LIVRO: “Vozes de Chernobyl: História de um Desastre Nuclear”,
de Svetlana Alexievich
Texto original | “Tchernobylskaia Molitva” (2013)
Tradução | Galina Mitrakhovich
Prefácio | Paulo Moura
Ed. Elsinore, Fevereiro de 2016 (5ª edição, Julho de 2020)
“De quem tenho mais pena é da gente das aldeias, pois sofreu sem ter culpa, como as crianças. Porque Chernobyl não foi inventado por um camponês que tem a sua própria relação com a Natureza - confiante, não predatória -, a mesma de há cem anos, ou mil. Como um desígnio divino… E eles não compreendiam o que tinha acontecido, queriam acreditar nos cientistas, em qualquer pessoa letrada, como num sacerdote. Mas ouviam repetidamente: ‘Está tudo bem. Não tem nada de mal. É só lavar as mãos antes de comer…’ Percebi, não de imediato, mas passados alguns anos, que estivemos todos envolvidos… No crime…”
Faço um esforço de memória e não me recordo de um livro que me tenha causado uma tão viva impressão logo às primeiras páginas como este “Vozes de Chernobyl”. O seu começo é avassalador. É com os olhos marejados de lágrimas que acompanho o drama de um jovem casal, ele bombeiro na linha da frente do combate às chamas que deflagraram na central nuclear às primeiras horas do dia 26 de Abril de 1986, ela seguindo-o até Moscovo, grávida de seis meses, assistindo-o dedicadamente em cada um dos poucos momentos que lhe restam de vida. Não refeito da comoção, capítulo após capítulo, vou escutando os monólogos dos habitantes das aldeias da Zona, políticos, cientistas, soldados, sobreviventes, familiares e amigos dos que morreram, pessoas de todas as idades, muitas dela idosas, gente que sofreu os horrores da II Guerra Mundial e das purgas estalinistas e que vive agora esta “morte branca”, silenciosa, impiedosa, que pesa sobre todos com a força do inelutável. A perplexidade, a raiva e a dor tomam conta de mim. Não consigo deixar de me interrogar: Como é que foi possível?
São múltiplas as questões que atravessam “Vozes de Chernobyl: História de um Desastre Nuclear”. Em plena Guerra Fria, a atenção foi desviada da grande questão de fundo, o desastre nuclear e os seus efeitos, para as teorias da conspiração e para os inimigos do Kremlin.

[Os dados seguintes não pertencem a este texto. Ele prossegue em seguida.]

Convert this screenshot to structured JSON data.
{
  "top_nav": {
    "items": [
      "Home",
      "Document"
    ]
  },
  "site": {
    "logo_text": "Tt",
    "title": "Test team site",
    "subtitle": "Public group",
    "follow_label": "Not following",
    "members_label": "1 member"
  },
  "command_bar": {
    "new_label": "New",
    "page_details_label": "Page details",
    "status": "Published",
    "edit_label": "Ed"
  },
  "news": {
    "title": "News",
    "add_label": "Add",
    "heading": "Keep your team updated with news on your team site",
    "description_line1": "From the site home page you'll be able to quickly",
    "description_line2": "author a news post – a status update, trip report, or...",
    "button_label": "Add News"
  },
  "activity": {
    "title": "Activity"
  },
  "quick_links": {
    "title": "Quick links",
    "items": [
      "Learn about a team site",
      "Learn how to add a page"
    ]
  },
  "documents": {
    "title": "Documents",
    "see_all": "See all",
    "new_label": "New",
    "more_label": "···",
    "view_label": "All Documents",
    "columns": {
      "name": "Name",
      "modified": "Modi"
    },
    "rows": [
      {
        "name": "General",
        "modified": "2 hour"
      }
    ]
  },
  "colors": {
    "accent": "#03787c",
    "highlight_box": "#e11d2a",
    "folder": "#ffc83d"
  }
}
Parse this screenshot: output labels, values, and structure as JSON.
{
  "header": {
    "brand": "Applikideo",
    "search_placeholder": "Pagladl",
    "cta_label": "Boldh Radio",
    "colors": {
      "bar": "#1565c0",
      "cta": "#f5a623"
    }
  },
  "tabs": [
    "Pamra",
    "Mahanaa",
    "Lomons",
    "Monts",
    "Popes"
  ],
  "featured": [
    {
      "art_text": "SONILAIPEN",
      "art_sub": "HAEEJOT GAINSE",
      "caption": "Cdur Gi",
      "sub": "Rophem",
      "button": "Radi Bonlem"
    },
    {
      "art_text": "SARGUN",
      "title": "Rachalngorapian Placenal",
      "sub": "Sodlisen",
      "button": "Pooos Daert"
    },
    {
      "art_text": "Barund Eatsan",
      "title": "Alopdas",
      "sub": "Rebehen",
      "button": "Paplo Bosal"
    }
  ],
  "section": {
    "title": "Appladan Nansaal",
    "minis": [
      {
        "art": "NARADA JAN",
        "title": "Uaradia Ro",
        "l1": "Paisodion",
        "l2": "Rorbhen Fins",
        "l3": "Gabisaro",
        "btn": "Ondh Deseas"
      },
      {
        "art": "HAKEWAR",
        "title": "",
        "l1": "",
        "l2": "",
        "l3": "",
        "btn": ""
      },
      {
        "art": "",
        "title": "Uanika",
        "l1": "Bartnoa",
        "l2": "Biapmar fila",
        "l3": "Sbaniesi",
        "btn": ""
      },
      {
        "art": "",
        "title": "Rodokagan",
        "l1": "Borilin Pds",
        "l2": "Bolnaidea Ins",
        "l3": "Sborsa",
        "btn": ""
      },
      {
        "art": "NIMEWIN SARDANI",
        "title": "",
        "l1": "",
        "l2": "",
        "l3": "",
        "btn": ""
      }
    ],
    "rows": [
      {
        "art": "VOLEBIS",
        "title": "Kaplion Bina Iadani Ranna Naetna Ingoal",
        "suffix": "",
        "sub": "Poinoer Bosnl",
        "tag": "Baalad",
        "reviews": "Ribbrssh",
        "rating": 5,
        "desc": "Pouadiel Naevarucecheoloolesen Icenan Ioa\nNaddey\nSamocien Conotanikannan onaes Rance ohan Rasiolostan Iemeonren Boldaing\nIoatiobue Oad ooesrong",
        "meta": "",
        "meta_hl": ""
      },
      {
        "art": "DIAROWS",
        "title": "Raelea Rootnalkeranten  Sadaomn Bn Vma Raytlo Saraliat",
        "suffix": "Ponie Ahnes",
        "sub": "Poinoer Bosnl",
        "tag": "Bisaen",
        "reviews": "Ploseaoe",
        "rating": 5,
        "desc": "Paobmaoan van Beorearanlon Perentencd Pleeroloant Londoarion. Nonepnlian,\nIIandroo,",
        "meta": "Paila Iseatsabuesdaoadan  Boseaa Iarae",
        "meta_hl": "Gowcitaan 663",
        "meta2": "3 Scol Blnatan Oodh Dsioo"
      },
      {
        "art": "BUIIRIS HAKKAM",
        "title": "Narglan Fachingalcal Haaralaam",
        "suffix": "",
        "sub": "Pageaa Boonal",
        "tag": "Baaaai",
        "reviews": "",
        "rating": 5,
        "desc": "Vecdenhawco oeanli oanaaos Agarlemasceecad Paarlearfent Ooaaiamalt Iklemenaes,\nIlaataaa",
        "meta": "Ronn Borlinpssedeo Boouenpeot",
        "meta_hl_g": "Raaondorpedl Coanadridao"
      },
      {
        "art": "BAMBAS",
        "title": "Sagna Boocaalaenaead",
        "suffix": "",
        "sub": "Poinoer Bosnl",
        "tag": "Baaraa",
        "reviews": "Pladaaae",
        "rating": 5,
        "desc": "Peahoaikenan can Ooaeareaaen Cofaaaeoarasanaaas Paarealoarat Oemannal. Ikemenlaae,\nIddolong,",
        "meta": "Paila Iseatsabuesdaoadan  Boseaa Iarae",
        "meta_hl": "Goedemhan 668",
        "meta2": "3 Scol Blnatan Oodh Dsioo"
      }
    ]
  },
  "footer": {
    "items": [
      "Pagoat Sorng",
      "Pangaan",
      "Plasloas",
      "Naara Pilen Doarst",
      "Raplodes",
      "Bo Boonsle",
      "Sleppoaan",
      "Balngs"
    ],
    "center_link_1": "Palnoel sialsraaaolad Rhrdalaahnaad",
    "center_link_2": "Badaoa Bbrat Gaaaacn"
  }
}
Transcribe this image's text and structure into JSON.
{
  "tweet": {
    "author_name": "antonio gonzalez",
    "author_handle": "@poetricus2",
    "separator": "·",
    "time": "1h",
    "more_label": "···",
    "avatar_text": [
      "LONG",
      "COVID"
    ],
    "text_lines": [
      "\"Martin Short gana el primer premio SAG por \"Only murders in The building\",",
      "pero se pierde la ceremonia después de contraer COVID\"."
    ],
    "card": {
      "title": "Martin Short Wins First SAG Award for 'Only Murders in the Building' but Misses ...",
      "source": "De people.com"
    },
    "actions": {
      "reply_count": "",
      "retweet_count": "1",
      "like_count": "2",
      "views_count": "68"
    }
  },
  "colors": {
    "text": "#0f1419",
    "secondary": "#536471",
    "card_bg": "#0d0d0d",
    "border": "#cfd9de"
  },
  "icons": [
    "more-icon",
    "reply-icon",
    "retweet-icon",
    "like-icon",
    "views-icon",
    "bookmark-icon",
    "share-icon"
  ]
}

Com a Pátria e tudo aquilo que supostamente representa em jogo, o secretismo e a desinformação pôs a nu o desprezo pelas vidas humanas e a desconfiança e alheamento em relação aos cientistas e à própria ciência. Os relatos falam da requisição de oitocentos mil recrutas e liquidadores para mitigar os efeitos da tragédia, mas não esquecem a construção da própria central, da precariedade dos materiais utilizados à rapidez da sua entrada em funcionamento. Palavras como “patriotismo” e “heroísmo” misturam-se com “espanto”, “horror” e “crime”. Sob uma nuvem radioactiva, a vida prossegue o seu curso normal. Entretanto, objectos saqueados vendem-se em feiras, expõem-se em museus, enfeitam as nossas salas. A radiação que emitem ultrapassa em centenas de vezes os valores de segurança.
Influenciada pela grande tradição oral russa, Svetlana Alexievich baseou este seu livro em centenas de conversas que manteve com os protagonistas do desastre de Chernobyl ao longo de dez anos de investigação no local. Desprovidas de ruminações, cronologias e contextualizações, as conversas surgem-nos depuradas, sob a forma de monólogos, divagações filosóficas que mergulham o leitor nos símbolos e mistérios de um grande país, no quão indefesa é uma pequena vida nos grandes tempos que correm e no que vai além de Kolymá, de Auschwitz e do Holocausto. Como refere Paulo Moura no prefácio, “a eficácia narrativa é assustadora”. Das partes para o todo, o livro assenta na verdade dos testemunhos, fazendo de cada leitor um chernobyliano mais. Mas as coisas não se ficam por aqui: Numa altura em que se verifica uma situação de guerra na Europa, “Vozes de Chernobyl: História de um Desastre Nuclear” adquire uma nova dimensão e significado. A opressão, o desrespeito e a monstruosidade que rodearam Chernobyl em 1986, são as mesmas que se abatem sobre a Ucrânia desde o passado dia 24 de fevereiro com a invasão militar russa em larga escala. Os disfarces voltaram a cair. Nada mais há a esconder.